Rhythm Follow-Up
Patient follow-up was performed with a prospectively-defined schedule at 3, 6, and 12 months, and annually thereafter. At each follow-up visit, patients underwent history and physical evaluations, as well as electrocardiograms (ECGs). Routine prolonged monitoring was initiated in 2006 and included either 24-48 hour Holter monitoring, pacemaker interrogation, or implantable loop recording (ILR).
91 percent of patients (146/161) underwent prolonged monitoring at some point in their follow-up; 76% (109/143), 56% (40/73), and 60% (24/40) of patients underwent prolonged monitoring at 1-, 5- and 7-year follow-up, respectively. ATA recurrence was defined as any episode of AF, atrial flutter, or atrial tachycardia lasting longer than 30 seconds, in accordance with the 2017 Heart Rhythm Society (HRS) consensus statement[10]. ATA recurrence was examined in two ways.

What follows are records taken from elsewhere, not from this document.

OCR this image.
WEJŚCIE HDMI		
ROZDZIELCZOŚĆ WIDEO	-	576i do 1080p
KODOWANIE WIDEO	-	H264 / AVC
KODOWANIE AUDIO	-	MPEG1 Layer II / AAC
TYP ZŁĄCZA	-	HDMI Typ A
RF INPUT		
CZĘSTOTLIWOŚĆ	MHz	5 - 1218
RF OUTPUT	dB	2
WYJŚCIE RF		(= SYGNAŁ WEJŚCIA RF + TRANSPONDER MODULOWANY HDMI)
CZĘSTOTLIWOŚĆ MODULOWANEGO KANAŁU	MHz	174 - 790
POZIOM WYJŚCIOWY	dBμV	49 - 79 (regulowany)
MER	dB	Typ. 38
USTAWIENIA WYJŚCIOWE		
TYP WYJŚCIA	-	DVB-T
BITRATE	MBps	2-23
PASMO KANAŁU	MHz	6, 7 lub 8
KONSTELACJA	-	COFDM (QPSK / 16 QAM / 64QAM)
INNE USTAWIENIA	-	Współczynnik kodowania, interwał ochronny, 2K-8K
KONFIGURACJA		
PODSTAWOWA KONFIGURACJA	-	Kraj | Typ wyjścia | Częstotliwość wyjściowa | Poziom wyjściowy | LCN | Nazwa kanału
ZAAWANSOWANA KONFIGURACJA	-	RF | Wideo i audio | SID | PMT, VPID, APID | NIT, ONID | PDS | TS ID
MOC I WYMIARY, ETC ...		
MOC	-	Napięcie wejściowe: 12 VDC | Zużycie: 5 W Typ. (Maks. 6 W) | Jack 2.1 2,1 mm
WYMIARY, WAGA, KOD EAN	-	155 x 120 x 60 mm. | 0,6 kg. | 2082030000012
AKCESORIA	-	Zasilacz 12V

In the stricter of the two methods, we considered any ATA recurrence that occurred greater than 3 months postoperatively to be a permanent failure, regardless of duration of ATA or symptoms. In our second method, we looked at the percent of patients in SR at each time point, such that a patient who, for example, had a recurrence at 3 years could still be recognized as being ATA-free at 5 years if they were in SR at that time. We consider this method to be more clinically relevant given it takes into account that individual episodes of recurrence can be short and infrequent. This allows for differentiation between, for example, a patient who has multiple episodes of ATA a day a patient who has had only one or two 1-minute long episodes of ATA over their entire postoperative lifetime. Any patient who required an interventional procedure for rhythm control after the ninety-day blanking period was considered a treatment failure.